As for decoding the returned response body, I believe with the way things were configured we didn't really need it for our use case; the response status code of the request was enough.
As for needing to add specific code snippets to Varnish, that's true, but in order to allow purging at all you need to add some custom configuration to the Varnish configuration. Per the referenced Varnish documentation, the standard approach in Varnish is indeed to use the PURGE method.
Usually a purge is invoked through HTTP with the method PURGE.
So any alternative approaches would be deviating from the recommended Varnish standard just to support a particular Java library that's interfacing with it. Note also that Varnish isn't the only system to use the PURGE HTTP method; the Squid cache also supports it (http://etutorials.org/Server+Administration/Squid.+The+definitive+guide/Chapter+7.+Disk+Cache+Basics/7.6+Removing+Cached+Objects/).
Comment From: bclozel
This issue has been discussed for a while now and we've never reached a point where we could implement that in a consistent manner and where the new use cases covered would be important enough to justify the cost associated with this.

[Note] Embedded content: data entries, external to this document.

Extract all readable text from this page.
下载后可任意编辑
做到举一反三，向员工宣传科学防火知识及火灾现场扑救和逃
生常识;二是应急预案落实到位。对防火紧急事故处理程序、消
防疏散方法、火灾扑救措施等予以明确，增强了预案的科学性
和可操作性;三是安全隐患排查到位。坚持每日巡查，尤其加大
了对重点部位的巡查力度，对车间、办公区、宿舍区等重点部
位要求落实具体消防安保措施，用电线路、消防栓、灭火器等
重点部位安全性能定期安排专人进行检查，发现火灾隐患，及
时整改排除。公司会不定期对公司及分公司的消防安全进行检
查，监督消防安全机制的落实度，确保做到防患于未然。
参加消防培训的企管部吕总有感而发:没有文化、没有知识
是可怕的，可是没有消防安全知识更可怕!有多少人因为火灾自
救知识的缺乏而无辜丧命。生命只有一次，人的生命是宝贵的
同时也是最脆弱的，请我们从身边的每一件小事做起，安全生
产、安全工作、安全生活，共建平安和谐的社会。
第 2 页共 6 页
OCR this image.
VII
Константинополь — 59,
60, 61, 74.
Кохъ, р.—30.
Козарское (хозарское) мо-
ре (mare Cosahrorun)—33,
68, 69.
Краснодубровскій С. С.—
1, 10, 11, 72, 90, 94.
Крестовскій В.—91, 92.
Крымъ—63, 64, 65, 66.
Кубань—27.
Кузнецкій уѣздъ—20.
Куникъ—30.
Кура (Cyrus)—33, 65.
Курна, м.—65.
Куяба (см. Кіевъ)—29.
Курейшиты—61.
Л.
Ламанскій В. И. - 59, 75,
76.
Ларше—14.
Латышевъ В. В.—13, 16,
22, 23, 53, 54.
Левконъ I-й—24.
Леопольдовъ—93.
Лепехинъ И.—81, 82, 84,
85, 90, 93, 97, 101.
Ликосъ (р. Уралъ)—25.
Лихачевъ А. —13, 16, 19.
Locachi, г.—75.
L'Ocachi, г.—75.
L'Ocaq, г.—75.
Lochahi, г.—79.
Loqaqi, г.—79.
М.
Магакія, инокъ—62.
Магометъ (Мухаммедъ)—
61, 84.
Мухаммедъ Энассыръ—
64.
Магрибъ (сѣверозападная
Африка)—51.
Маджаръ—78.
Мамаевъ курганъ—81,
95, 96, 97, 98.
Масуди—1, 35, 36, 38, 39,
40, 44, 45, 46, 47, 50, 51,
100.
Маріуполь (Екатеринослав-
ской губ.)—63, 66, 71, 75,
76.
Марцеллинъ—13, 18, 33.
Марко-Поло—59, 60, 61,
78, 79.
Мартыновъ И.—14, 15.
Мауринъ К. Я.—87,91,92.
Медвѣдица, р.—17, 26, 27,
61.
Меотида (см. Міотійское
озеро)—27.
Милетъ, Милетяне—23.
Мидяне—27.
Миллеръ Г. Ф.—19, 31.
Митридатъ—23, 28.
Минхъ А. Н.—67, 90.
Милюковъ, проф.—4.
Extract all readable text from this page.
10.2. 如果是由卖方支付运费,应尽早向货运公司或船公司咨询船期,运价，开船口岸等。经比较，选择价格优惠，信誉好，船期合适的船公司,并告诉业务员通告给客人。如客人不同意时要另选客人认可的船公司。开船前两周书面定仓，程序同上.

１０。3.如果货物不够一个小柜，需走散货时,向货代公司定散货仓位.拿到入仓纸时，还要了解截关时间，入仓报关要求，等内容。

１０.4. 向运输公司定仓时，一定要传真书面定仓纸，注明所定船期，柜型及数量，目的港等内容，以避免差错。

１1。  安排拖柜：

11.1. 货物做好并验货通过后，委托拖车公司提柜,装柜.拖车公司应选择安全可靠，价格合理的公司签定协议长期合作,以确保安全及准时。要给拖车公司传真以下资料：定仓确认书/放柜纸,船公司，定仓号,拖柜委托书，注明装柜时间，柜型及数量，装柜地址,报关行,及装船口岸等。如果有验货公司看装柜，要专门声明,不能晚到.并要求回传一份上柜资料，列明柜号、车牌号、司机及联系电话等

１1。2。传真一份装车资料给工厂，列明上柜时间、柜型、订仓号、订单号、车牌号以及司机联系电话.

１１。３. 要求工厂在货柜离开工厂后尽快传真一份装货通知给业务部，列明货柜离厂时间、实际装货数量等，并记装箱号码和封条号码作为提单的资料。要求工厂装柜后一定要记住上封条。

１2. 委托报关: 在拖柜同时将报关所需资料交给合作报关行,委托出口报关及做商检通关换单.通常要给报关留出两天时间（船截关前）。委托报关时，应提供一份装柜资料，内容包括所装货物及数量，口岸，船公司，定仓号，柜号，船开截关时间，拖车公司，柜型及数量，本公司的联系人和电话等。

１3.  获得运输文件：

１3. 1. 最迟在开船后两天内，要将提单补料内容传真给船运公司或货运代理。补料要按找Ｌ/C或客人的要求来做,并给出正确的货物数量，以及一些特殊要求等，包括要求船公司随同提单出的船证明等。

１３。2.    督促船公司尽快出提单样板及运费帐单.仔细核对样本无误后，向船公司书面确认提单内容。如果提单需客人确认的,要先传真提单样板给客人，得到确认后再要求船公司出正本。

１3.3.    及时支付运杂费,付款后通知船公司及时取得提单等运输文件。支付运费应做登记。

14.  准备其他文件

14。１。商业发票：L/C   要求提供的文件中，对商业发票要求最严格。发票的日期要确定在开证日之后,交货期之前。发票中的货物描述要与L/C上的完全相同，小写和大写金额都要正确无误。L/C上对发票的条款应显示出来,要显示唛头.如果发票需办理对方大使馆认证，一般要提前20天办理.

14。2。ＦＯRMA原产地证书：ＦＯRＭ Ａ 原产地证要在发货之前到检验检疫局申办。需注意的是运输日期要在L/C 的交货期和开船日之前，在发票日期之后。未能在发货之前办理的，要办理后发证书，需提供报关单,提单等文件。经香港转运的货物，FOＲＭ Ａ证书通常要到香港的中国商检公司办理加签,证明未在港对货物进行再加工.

We've put RestTemplate in maintenance mode since - so we won't be adding new features nor changing its API in the future. We could consider this for WebClient, but we'd be stuck with the same problems because WebClient can be used on top of several connectors, some of them not supporting custom methods.
We advise developers to use workarounds on the server side (using other means of issuing such requests) or using a low-level HTTP client directly. I'm closing this issue as a result.
Comment From: mjustin
Thanks for the thorough explanation behind the decision and the tradeoffs considered in making it. While not the most convenient situation from a usability standpoint, it is certainly understandable.